[Seminar on Dec. 10] Impacts of Recent Decadal Changes in Asian Aerosols on the East Asian Summer Monsoon: Roles of Aerosol-radiation and Aerosol-cloud Interactions
Date:2018-11-26
Dr. Buwen Dong
University of Reading, UK
Room 1118, New Building, IAP
10:00am, Dec. 10, 2018
Anthropogenic aerosols (AA) can affect cloud and precipitation through aerosol-radiation interaction (ARI) and aerosol-cloud interaction (ACI). Over the past few decades, anthropogenic aerosol emissions have exhibited remarkable changes in the magnitude and in spatial pattern. The most significant changes are the increased emissions over both South Asia and East Asia. In this study, the atmospheric component of a state-of-the-art climate model that includes eight species of tropospheric aerosols, coupled to a multi-level mixed-layer ocean model, has been used to investigate the impacts of Asian anthropogenic aerosol precursor emission changes from 1970s to 2000s on large scale circulation and precipitation in boreal summer over East Asia. Results reveal significant changes in circulation and clouds over East Asia and over the tropical and western North Pacific (WNP). Increased Asian AA emissions lead to anomalous cyclonic circulation over the Maritime continent (MC) and anomalous anticyclonic circulation over the WNP, resulting in anomalous moisture transport convergence over the MC and therefore increased precipitation. They also lead to anomalous moisture flux divergence over both the WNP and large land areas of East Asia, especially over northern China, and therefore decreased precipitation there.

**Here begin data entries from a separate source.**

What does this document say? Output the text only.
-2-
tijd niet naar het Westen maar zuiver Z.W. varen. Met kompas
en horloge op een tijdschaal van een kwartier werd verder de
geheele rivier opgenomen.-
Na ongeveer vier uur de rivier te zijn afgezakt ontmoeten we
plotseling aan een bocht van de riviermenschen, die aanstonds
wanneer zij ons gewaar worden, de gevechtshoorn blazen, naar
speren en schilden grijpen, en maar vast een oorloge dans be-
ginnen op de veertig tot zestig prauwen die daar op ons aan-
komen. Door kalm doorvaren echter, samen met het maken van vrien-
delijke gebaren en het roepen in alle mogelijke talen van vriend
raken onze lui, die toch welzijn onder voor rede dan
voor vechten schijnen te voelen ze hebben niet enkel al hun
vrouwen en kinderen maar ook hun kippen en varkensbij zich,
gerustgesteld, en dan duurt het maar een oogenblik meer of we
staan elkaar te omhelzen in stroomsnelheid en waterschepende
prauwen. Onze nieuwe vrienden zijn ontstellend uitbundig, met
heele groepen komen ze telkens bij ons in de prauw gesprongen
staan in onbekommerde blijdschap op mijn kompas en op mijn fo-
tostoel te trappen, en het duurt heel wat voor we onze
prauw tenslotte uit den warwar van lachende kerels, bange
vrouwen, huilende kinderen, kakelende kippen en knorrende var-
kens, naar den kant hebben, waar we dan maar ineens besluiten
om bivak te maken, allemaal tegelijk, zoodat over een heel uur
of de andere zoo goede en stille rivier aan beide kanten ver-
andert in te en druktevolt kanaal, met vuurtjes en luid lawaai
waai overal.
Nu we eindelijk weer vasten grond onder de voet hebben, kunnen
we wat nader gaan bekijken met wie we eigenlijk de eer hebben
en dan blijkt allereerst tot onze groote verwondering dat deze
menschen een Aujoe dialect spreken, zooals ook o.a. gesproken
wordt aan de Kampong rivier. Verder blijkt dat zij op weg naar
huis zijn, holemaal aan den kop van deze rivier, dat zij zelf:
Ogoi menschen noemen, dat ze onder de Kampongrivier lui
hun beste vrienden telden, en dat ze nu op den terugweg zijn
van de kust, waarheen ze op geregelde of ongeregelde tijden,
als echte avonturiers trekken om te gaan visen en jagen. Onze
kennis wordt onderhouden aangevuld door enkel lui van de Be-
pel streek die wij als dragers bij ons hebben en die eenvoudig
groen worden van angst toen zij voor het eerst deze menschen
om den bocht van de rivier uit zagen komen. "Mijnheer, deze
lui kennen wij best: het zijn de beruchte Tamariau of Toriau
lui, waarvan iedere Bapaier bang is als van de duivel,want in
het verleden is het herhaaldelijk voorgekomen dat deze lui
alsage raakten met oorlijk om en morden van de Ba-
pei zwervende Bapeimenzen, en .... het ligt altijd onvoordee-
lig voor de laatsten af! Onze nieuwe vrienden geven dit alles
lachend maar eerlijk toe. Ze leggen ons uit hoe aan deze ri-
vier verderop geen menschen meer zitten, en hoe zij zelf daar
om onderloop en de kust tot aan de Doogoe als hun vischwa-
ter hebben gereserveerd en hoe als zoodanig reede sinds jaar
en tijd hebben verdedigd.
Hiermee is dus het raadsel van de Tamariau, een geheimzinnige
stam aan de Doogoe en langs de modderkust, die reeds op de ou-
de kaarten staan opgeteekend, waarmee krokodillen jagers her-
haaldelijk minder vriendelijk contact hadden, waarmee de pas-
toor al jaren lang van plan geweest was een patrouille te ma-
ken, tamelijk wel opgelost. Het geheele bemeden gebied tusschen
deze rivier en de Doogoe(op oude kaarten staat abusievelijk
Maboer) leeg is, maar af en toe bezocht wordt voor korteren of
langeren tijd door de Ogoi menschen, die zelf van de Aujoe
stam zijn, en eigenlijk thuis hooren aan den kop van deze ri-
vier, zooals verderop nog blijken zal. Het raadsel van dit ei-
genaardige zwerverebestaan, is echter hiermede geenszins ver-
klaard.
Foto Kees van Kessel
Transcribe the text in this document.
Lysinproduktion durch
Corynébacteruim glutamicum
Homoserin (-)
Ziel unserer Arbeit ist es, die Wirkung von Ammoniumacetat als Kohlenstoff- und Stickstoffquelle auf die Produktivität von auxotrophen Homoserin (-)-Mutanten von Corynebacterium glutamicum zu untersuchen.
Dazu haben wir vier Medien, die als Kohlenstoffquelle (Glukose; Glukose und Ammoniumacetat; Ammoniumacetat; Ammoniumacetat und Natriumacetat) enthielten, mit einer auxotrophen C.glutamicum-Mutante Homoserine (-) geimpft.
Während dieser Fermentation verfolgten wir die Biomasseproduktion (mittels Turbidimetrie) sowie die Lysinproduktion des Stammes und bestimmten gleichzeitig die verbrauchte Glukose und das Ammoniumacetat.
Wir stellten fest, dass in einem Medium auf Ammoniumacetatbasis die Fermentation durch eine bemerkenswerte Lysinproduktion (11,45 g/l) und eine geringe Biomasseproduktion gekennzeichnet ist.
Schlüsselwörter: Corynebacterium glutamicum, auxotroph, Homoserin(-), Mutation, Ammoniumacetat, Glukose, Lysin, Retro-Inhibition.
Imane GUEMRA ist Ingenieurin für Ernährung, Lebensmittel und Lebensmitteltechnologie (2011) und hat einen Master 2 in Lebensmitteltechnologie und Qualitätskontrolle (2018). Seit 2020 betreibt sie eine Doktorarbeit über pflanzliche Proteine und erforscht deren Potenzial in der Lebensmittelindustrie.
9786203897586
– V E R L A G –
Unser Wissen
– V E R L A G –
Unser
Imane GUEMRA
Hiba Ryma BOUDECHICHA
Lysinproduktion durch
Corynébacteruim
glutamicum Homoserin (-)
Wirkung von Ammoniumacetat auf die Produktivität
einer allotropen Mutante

The results in this study suggest that increased Asian AA emissions from 1970s to 2000s may have played an important role for the observed southward shift of the Pacific Intertropical Convergence Zone (ITCZ) and precipitation belt, weakening of East Asian summer monsoon and reduced precipitation over northern China in East Asia during the latter half of the twentieth century.